Repository files navigation

model_trainer

model_trainer is a machine learning model training app. It supports automated hyperparameter tuning and training progress visualization. The following dependencies are used to build this app:

  • pytorch and lightning for training, validation and test steps
  • optuna for automated hyperparameters tuning
  • mlflow for tracking training progress and visualizing hyperparameter tuning results

Installation

You will require Docker to run the app. Docker can be installed here.

Next download the Dockerfile from the app folder and build the container using the following command with Dockerfile in the same directory:

docker build .

To use it without Docker (i.e., not as an application), download the tarball from the latest release assets and install it through pip:

pip install model-trainer-1.0.0.tar.gz

Usage

  1. Copy the docker-compose.yml and main.py files from the example folder.
  2. To train a model, you will need to prepare a data_module.py file and model.py file, each containing the dataset and model that you would like to train. For example, here is a model.py file with a simple LSTM model:
from torch import Tensor, nn


class LSTM(nn.Module):
    """Mock LSTM model with a fully connected layer."""

    def __init__(
        self,
        input_size: int,
        hidden_size: int,
        output_size: int,
        num_lstm_layers: int,
    ) -> None:
        super().__init__()
        self.input_size = input_size
        self.hidden_size = hidden_size
        self.output_size = output_size
        self.num_lstm_layers = num_lstm_layers

        self.lstm = nn.LSTM(
            input_size=input_size, hidden_size=hidden_size, num_layers=num_lstm_layers
        )
        self.fc_layer = nn.Linear(in_features=hidden_size, out_features=output_size)

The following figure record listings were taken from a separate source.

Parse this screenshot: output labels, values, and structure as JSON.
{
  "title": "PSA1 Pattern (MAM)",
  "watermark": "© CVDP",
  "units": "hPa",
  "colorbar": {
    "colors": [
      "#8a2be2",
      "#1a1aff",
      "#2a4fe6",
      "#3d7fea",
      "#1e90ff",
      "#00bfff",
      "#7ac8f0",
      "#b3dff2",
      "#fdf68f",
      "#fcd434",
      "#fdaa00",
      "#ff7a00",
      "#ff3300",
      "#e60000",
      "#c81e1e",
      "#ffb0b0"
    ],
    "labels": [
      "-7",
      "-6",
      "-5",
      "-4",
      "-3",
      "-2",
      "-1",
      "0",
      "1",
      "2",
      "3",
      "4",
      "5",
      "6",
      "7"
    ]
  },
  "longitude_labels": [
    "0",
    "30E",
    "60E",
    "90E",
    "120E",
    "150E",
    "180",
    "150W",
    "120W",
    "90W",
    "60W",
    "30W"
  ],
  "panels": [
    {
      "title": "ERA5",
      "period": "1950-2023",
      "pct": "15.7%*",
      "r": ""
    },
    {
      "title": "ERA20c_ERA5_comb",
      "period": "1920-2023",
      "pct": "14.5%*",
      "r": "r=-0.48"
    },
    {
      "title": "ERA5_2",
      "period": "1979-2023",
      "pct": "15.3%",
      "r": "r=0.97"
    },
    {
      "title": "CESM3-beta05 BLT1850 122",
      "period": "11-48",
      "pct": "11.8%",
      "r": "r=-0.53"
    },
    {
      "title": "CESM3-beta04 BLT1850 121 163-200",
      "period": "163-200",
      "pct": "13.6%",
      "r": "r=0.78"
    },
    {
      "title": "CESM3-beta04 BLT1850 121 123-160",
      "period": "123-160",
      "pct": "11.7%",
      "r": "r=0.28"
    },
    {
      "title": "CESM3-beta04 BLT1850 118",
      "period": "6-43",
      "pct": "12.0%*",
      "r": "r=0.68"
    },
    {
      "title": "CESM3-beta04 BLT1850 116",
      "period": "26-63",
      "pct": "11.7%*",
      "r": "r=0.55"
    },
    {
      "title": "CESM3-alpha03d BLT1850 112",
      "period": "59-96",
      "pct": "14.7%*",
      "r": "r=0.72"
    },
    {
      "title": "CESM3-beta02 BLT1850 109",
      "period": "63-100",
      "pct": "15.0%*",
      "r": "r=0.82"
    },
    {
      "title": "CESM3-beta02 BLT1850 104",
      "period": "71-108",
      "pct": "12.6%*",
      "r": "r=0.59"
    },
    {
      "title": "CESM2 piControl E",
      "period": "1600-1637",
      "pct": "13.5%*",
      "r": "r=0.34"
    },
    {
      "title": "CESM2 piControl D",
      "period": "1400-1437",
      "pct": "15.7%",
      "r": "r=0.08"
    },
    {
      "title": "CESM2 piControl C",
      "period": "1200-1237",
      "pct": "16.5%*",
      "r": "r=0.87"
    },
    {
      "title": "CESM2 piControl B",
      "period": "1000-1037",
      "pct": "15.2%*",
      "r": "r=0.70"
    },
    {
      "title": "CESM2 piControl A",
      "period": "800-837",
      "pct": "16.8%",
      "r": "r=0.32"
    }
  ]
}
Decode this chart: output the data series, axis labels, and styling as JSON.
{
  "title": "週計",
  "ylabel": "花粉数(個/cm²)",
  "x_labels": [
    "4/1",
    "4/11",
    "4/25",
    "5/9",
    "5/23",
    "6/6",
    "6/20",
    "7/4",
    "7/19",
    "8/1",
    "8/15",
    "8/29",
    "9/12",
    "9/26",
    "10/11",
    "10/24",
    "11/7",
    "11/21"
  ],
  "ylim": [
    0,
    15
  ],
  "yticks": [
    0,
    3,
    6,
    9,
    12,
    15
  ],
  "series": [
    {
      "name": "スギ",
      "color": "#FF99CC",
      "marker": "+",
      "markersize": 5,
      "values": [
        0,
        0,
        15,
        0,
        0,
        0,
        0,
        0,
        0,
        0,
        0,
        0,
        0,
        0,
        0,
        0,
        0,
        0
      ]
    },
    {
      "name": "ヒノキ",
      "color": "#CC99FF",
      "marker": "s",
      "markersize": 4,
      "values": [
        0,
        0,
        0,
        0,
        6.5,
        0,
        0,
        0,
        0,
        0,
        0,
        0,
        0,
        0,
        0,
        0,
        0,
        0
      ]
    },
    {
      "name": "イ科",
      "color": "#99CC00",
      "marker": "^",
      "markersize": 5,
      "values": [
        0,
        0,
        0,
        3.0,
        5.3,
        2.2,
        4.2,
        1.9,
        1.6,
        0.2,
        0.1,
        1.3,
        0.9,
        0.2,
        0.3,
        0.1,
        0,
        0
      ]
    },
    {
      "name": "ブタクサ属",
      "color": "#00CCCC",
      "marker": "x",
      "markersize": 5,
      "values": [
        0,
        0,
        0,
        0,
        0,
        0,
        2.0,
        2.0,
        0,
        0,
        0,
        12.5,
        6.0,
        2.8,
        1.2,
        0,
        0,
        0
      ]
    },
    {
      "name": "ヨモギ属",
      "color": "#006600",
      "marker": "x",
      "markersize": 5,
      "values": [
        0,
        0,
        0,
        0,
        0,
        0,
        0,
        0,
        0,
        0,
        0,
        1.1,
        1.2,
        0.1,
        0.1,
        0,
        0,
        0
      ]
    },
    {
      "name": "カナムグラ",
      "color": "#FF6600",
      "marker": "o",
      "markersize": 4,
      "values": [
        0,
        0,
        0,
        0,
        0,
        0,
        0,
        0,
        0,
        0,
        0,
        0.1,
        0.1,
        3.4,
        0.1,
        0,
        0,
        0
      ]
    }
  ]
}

    def forward(self, X: Tensor) -> Tensor:
        lstm_output, _ = self.lstm(X)
        model_output = self.fc_layer(lstm_output)

        return model_output
  1. Prepare a config.yaml that specifies the inputs to the dataset and model classes for training. Any input can be defined as a hyperparameter rather than a fixed value. For example, here is a config.yaml file to train the above LSTM model:
experiment: foo_experiment
num_trials: 15
max_epochs: 20

model: # Specify arguments to intiialize model class
  input_size: 2
  hidden_size:
    hyperparameter_type: integer
    name: hidden_size
    low: 10
    high: 50
  output_size: 1
  num_lstm_layers:
    hyperparameter_type: integer
    name: num_lstm_layers
    low: 1
    high: 3

data_module: # Specify arguments to initialize data module class
  train_split: 0.7
  val_split: 0.2
  test_split: 0.1

optimizer:
  optimizer_algorithm: adam
  lr:
    hyperparameter_type: float
    name: learning_rate
    low: 0.001
    high: 0.1
    log: True

trainer:
  loss_function: rmse
  1. Run the training app using:
docker-compose up -d
  1. See the training logs using:
docker-compose logs model_trainer
  1. Visualize hyperparameter tuning results by visiting the mlFlow app locally at http://localhost:8080.